A 30-year-old man had a severe shaking chill that lasted for an hour. Shortly afterwards, he developed a fever of 40.0 degrees centigrade, marked tachycardia and tachypnea, a dry cough, and right-sided severe pleuritic chest pain. His cough became productive of thick, tenacious, rust-colored sputum. He had been previously well. The patient sought medical attention.
He appeared toxic and was in moderate respiratory distress. His respirations were shallow and there was increased tactile fremitus and dullness to percussion over the right hemithorax. Fever and tachypnea were present as were bronchial breath sounds and crackles. Laboratory values included a leukocytosis with a left shift and an elevated sedimentation rate. Arterial blood gases determination revealed hypoxemia. A chest radiograph demonstrated opacification and air bronchograms of the right middle and lower lobes. Despite aggressive medical treatment, the patient died.
How might the right lung have appeared at the autopsy table?
Describe the pathologic features manifested in your histologic section.
What is your pathologic diagnosis?
Had the patient lived, what other changes would have been manifested by the lung as the patient recovered?

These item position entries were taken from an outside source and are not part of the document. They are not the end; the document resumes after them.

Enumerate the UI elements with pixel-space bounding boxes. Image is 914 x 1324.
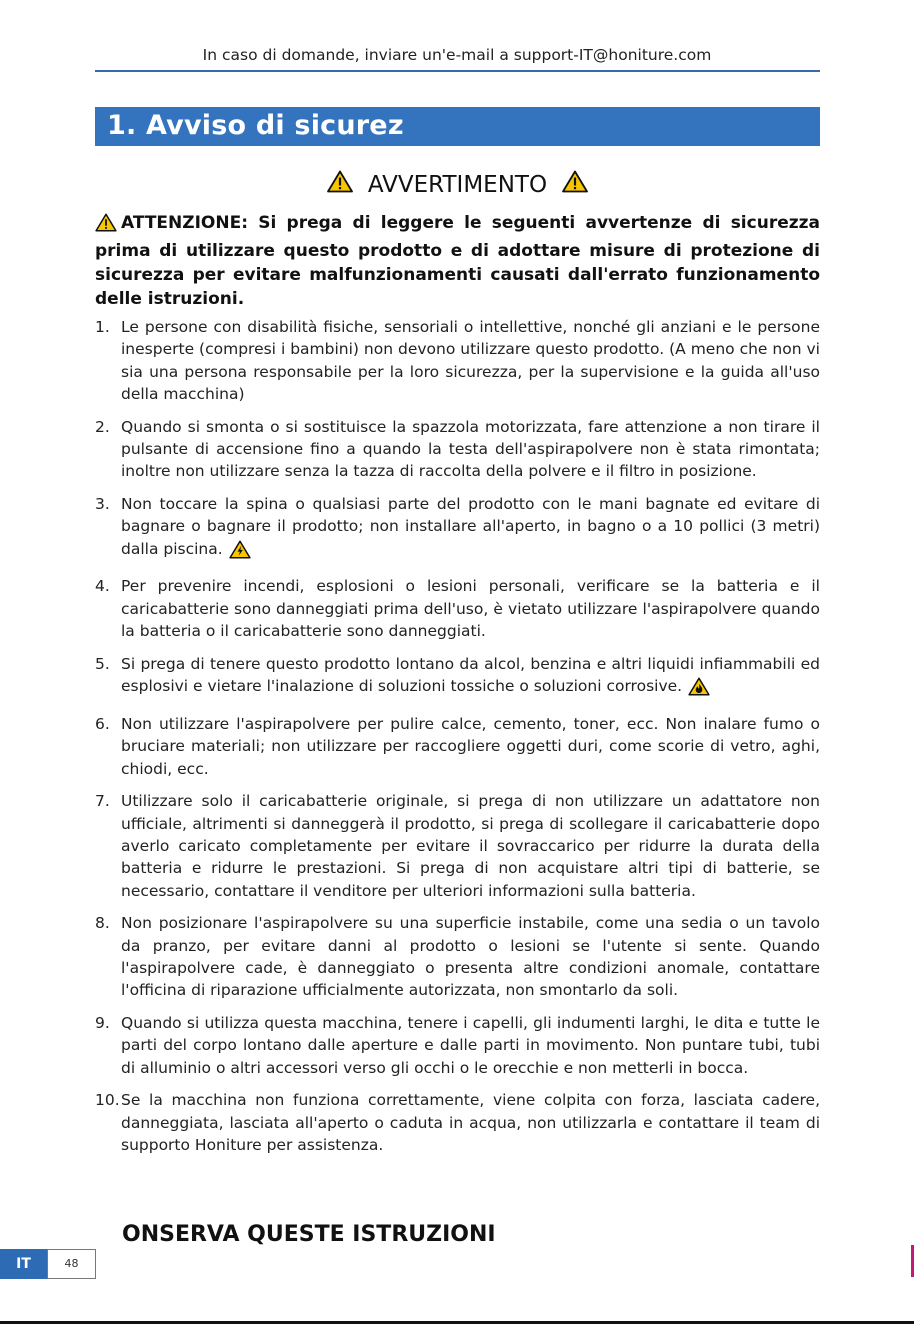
list-item <box>95 316 820 405</box>
warning-triangle-icon <box>95 213 117 239</box>
rule-text: Per prevenire incendi, esplosioni o lesioni personali, verificare se la batteria e il caricabatterie sono danneggiati prima dell'uso, è vietato utilizzare l'aspirapolvere quando la batteria o il caricabatterie sono danneggiati. <box>121 577 820 641</box>
attention-notice <box>95 211 820 311</box>
rule-number: 10. <box>95 1091 120 1110</box>
closing-heading: ONSERVA QUESTE ISTRUZIONI <box>122 1222 496 1247</box>
list-item <box>95 493 820 565</box>
rule-text: Non posizionare l'aspirapolvere su una superficie instabile, come una sedia o un tavolo da pranzo, per evitare danni al prodotto o lesioni se l'utente si sente. Quando l'aspirapolvere cade, è danneggiato o presenta altre condizioni anomale, contattare l'officina di riparazione ufficialmente autorizzata, non smontarlo da soli. <box>121 914 820 1000</box>
header-contact-line: In caso di domande, inviare un'e-mail a support-IT@honiture.com <box>202 46 712 64</box>
electric-hazard-icon <box>229 540 251 565</box>
rule-number: 3. <box>95 495 110 514</box>
rule-number: 1. <box>95 318 110 336</box>
section-title: 1. Avviso di sicurez <box>107 110 404 141</box>
rule-text: Non toccare la spina o qualsiasi parte del prodotto con le mani bagnate ed evitare di bagnare o bagnare il prodotto; non installare all'aperto, in bagno o a 10 pollici (3 metri) dalla piscina. <box>121 495 820 558</box>
list-item <box>95 416 820 483</box>
rule-text: Le persone con disabilità fisiche, sensoriali o intellettive, nonché gli anziani e le persone inesperte (compresi i bambini) non devono utilizzare questo prodotto. (A meno che non vi sia una persona responsabile per la loro sicurezza, per la supervisione e la guida all'uso della macchina) <box>121 318 820 403</box>
rule-number: 7. <box>95 792 110 811</box>
safety-rules-list <box>95 316 820 1167</box>
list-item <box>95 790 820 901</box>
language-tab: IT <box>0 1249 47 1279</box>
rule-text: Quando si smonta o si sostituisce la spazzola motorizzata, fare attenzione a non tirare il pulsante di accensione fino a quando la testa dell'aspirapolvere non è stata rimontata; inoltre non utilizzare senza la tazza di raccolta della polvere e il filtro in posizione. <box>121 417 820 481</box>
rule-number: 4. <box>95 577 110 596</box>
list-item <box>95 1012 820 1079</box>
attention-text: ATTENZIONE: Si prega di leggere le seguenti avvertenze di sicurezza prima di utilizzare questo prodotto e di adottare misure di protezione di sicurezza per evitare malfunzionamenti causati dall'errato funzionamento delle istruzioni. <box>95 213 820 309</box>
warning-triangle-icon <box>327 170 353 199</box>
rule-text: Utilizzare solo il caricabatterie originale, si prega di non utilizzare un adattatore non ufficiale, altrimenti si danneggerà il prodotto, si prega di scollegare il caricabatterie dopo averlo caricato completamente per evitare il sovraccarico per ridurre la durata della batteria e ridurre le prestazioni. Si prega di non acquistare altri tipi di batterie, se necessario, contattare il venditore per ulteriori informazioni sulla batteria. <box>121 792 820 900</box>
fire-hazard-icon <box>688 677 710 702</box>
list-item <box>95 713 820 780</box>
rule-text: Se la macchina non funziona correttamente, viene colpita con forza, lasciata cadere, danneggiata, lasciata all'aperto o caduta in acqua, non utilizzarla e contattare il team di supporto Honiture per assistenza. <box>121 1091 820 1154</box>
rule-number: 8. <box>95 914 110 933</box>
rule-text: Quando si utilizza questa macchina, tenere i capelli, gli indumenti larghi, le dita e tutte le parti del corpo lontano dalle aperture e dalle parti in movimento. Non puntare tubi, tubi di alluminio o altri accessori verso gli occhi o le orecchie e non metterli in bocca. <box>121 1014 820 1077</box>
rule-text: Non utilizzare l'aspirapolvere per pulire calce, cemento, toner, ecc. Non inalare fumo o bruciare materiali; non utilizzare per raccogliere oggetti duri, come scorie di vetro, aghi, chiodi, ecc. <box>121 714 820 778</box>
list-item <box>95 575 820 642</box>
list-item <box>95 1089 820 1156</box>
rule-number: 6. <box>95 714 110 733</box>
rule-number: 2. <box>95 417 110 436</box>
list-item <box>95 912 820 1001</box>
warning-heading-text: AVVERTIMENTO <box>367 171 548 198</box>
rule-number: 5. <box>95 654 110 673</box>
header-divider <box>95 70 820 72</box>
rule-text: Si prega di tenere questo prodotto lontano da alcol, benzina e altri liquidi infiammabili ed esplosivi e vietare l'inalazione di soluzioni tossiche o soluzioni corrosive. <box>121 654 820 696</box>
warning-triangle-icon <box>562 170 588 199</box>
section-banner <box>95 107 820 146</box>
list-item <box>95 653 820 703</box>
warning-heading <box>95 170 820 199</box>
rule-number: 9. <box>95 1014 110 1033</box>
page-number: 48 <box>47 1249 96 1279</box>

A 60-year-old man sought medical attention because of weight loss. During his evaluation, the patient also complained of a decreased appetite, weakness, and night sweats. A non-productive cough had recently developed. Physical examination revealed hepatomegaly and splenomegaly. A chest radiograph manifested a diffuse reticulonodular infiltrate. A lung biopsy sample was obtained and a diagnosis was established. The patient responded promptly to treatment. Slide 26 was obtained from a similar patient at autopsy.
Based on the clinical presentation and the findings contained in the autopsy slide [hint], what diagnoses are most likely?
How could you confirm your diagnosis?
How does your diagnosis explain the clinical, radiographic, and laboratory findings?
What types of social settings increase the risk of infection by the agent responsible for the pathologic features manifested by this patient?